In this article, I will introduce

  1. Why I decided to learn Docker - the problem I tried to solve
  2. How I wrote the docker file
  3. How to optimize docker build cache
  4. How to create and attach a volume to docker instance, and how to run the docker instance

Introduction

I have always wanted to learn Docker. Many people and frameworks around me used it, which made me think I’m being left behind. I took some how-to tutorials, but I never had a chance to solve real-world problems until recently.

Recently I had a chance to use Docker: me (front-end engineer) and back-end engineers were doing a job together, and our codes needed to be mixed. Once some back-end job is done, some front-end should start and yield some result, and after that, depending on the result, some back-end job should start.

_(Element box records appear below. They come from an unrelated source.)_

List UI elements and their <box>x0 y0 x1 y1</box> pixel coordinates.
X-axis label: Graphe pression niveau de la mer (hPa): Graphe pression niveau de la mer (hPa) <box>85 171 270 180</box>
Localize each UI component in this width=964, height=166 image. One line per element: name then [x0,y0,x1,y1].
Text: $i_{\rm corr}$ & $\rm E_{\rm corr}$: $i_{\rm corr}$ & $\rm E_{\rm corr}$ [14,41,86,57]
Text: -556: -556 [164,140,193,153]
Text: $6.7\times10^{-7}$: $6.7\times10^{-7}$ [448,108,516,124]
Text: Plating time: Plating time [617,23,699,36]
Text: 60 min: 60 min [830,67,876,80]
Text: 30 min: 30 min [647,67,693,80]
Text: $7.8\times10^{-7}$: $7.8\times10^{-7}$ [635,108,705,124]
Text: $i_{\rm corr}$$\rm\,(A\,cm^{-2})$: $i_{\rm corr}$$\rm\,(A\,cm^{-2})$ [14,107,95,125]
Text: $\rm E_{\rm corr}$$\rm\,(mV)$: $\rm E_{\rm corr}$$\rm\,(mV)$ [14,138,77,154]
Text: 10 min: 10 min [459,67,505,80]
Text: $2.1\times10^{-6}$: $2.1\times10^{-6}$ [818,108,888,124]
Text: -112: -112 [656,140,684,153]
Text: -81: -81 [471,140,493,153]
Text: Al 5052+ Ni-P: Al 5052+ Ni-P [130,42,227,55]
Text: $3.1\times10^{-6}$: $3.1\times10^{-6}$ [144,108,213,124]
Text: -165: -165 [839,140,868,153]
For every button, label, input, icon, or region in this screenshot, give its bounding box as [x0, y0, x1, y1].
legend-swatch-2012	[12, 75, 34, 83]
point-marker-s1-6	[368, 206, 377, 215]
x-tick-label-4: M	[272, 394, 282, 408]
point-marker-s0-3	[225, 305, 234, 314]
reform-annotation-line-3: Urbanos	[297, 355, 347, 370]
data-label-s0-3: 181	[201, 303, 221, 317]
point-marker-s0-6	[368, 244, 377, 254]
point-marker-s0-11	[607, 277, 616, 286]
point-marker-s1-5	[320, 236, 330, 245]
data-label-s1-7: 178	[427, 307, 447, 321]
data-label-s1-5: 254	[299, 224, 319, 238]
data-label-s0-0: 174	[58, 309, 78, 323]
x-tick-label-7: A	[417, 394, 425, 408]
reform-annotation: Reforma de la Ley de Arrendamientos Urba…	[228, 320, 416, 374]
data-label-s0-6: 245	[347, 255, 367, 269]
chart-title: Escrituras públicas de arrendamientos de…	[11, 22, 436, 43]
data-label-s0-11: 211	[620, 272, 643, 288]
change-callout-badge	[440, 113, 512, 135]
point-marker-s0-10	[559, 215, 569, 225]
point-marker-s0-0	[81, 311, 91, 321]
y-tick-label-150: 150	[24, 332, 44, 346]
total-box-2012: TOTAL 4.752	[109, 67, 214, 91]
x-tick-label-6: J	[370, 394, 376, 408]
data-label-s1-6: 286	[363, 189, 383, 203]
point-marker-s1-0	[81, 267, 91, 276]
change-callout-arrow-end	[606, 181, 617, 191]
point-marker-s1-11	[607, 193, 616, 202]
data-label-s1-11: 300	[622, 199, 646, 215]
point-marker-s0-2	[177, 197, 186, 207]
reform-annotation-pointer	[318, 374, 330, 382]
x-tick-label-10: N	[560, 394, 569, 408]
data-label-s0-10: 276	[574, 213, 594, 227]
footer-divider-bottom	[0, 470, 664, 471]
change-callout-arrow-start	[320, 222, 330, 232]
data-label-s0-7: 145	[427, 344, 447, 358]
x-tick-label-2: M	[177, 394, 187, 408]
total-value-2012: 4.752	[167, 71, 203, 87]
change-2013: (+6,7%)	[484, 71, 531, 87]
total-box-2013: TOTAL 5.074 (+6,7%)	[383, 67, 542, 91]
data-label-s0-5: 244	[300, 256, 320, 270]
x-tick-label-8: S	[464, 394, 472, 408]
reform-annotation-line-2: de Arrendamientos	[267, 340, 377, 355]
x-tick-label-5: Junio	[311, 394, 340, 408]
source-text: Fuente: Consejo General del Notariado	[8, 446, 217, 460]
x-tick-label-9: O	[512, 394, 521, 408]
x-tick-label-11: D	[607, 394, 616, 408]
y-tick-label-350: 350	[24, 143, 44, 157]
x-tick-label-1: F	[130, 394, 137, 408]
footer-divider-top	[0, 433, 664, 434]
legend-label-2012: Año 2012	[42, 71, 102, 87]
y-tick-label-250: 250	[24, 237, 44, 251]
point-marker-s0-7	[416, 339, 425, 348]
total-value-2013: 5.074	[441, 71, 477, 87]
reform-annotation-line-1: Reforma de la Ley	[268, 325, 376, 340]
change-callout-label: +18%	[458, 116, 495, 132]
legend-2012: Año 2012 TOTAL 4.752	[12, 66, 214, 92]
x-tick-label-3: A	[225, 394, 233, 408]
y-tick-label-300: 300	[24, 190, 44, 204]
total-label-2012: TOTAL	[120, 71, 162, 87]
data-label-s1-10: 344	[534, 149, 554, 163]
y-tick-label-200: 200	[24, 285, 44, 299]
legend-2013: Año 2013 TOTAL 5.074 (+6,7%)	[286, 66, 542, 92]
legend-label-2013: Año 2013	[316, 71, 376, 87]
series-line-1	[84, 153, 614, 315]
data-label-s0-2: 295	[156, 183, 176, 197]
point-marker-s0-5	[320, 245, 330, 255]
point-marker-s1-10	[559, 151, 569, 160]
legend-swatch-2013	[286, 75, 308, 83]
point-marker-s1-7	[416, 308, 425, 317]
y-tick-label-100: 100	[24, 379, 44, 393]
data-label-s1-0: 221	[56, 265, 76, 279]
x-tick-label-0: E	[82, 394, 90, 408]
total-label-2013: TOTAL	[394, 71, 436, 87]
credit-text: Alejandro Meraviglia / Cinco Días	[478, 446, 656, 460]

But since no one party knows both front-end and back-end, we decided to containerize every step, and each party only needs to manage containers related to them. We will build container “blocks” that take some input and produces some output. Once our block building is complete, we will assemble them, and our project will be done without anyone having to know something out of their scope. And later, if some middle-step needs an update, we only need to update related container images. What an excellent co-op!

Dockerfile

So below is my “cute” first docker file.

FROM cimg/python:3.9.1

WORKDIR /app
RUN sudo chmod 777 .
COPY requirements.txt requirements.txt 
RUN pip3 install -r requirements.txt
COPY . . 

CMD python3 firebase.py [args]

What it does is pretty simple. Our base image is cimg/python:3.9.1. It’s a simple image with built-in Python-related tools provided by CircleCI (we will primarily run this image on CircleCI). Then we will create and enter /app and change the access permission to 777. Then we copy the requirements.txt, and we install dependencies.

Docker build cache optimization

Note that we execute these two lines before running COPY . .. I did this to make more use of cache during the build process. While our requirements.txt seldom changes, items in the directory (.) change in every build. If we used

COPY . . 
RUN pip3 install -r requirements.txt

instead of

COPY requirements.txt requirements.txt 
RUN pip3 install -r requirements.txt
COPY . . 

What will happen is,

  1. We will first copy all items in the directory - by doing this, a new image will be made since things in the current directory are changed.
  2. Since the previous image is new, RUN pip3 install -r requirements.txt has no cache and will have to be executed. This will cost a long time (more than a minute) every build.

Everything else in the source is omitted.